Hmmm. I thought the point of adding anti oxidants in low oxygen brewing is to reduce/ eliminate dissolved oxygen to limit/prevent staling. I thought this lox malt does that for you so you don’t have to add the anti oxidants.
The correlation of lactic acid to acidulated malt was based on that understanding.
Before the discussion unfolded, I was thinking it might benefit folks who are also working on their Low Oxygen techniques, but face particular obstacles. For instance, folks with Braumeisters might have a little extra time after dough-in (the bug-a-boo for these systems) to help the yeast catch up in scavenging or something for those using that method.
IF the malt has good flavor, that is. Nothing matters if not.

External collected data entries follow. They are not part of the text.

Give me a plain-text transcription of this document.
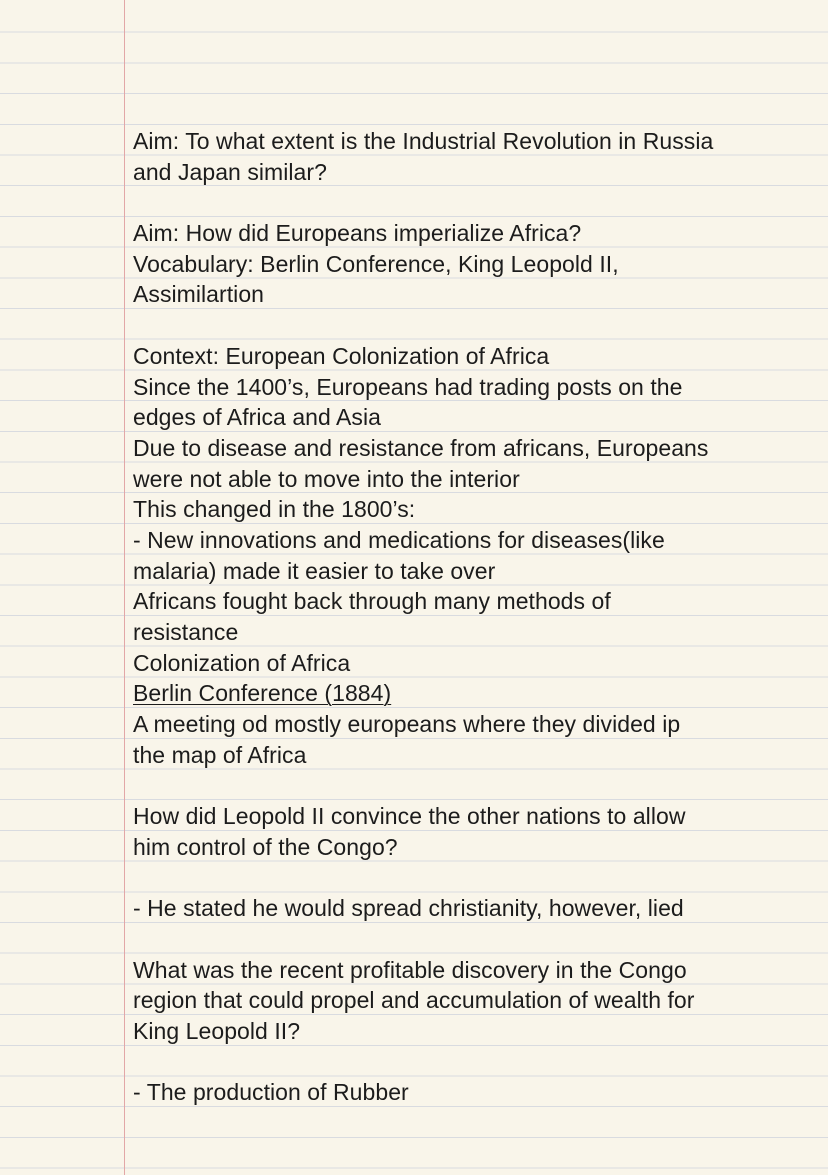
Aim: To what extent is the Industrial Revolution in Russia
and Japan similar?
Aim: How did Europeans imperialize Africa?
Vocabulary: Berlin Conference, King Leopold II,
Assimilartion
Context: European Colonization of Africa
Since the 1400’s, Europeans had trading posts on the
edges of Africa and Asia
Due to disease and resistance from africans, Europeans
were not able to move into the interior
This changed in the 1800’s:
- New innovations and medications for diseases(like
malaria) made it easier to take over
Africans fought back through many methods of
resistance
Colonization of Africa
Berlin Conference (1884)
A meeting od mostly europeans where they divided ip
the map of Africa
How did Leopold II convince the other nations to allow
him control of the Congo?
- He stated he would spread christianity, however, lied
What was the recent profitable discovery in the Congo
region that could propel and accumulation of wealth for
King Leopold II?
- The production of Rubber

Kunze 3.2.1.6 explains that even if all O2 were excluded, degradation by LOX of fatty acids would still occur. (But LOX is temperature sensitive, so using higher kilned malts and mashing in in above 140°F already reduce it considerably.)
The point of the antioxidants is to act as an active scavenger against oxygen introduced after pre-treating the water. After pre-treating you are at ~ 0 ppm DO in the strike water. You add antioxidants to counter the ingress from mashing in and the intrusion of atmospheric oxygen. The main goal is the protection of a fresh grain flavor we find appealing and that likely comes from one of two low weight malt phenolic compounds in the grain, which are oxidized and lost rapidly without precautions. The fringe benefit is long term stability of finished beer. LOX is a staling precursor activated, not exclusively I might add, in the presence of oxygen. It falls in this latter stability category. LOX less malt won’t get you the fresh grain flavors and seeing that it is only one of many known staling precursors, might not even get you long term flavor stability. Flavor stability in itself is the product of many process improvements, not just the removal of LOX. Also, LOX is denatured in malts with kilning more intensive then say Pilsner malt, so really it’s a small piece of that puzzle.
With that said, people using normal brewing process might benefit from this malt the most, being that most subject the mash to upwards of 8 ppm over 60-90 minutes, so having no LOX is a start at least.
Yup. Knowledge is power in brewing and it introduces a measure of control over you’re variables. I would argue that paying closer attention to wort quality into the kettle and then into the fermenter will pay infinitely more dividends than trying to get LOX out of malt. From a flavor stability standpoint that is.
Big Monk, I can see this as another problem you can approach by reducing one or more elements of a triangle as it were. Oxygen the catalyst, LOX the agent and lipids the substrate. Reduce lipids (wort clarity,) minimize oxygen, thereby compensate for the presence of LOX. But I realize lipid degradation can begin at (let’s ignore before) mashing in, before you’ve run off clear wort. Is this where gallotannin comes in?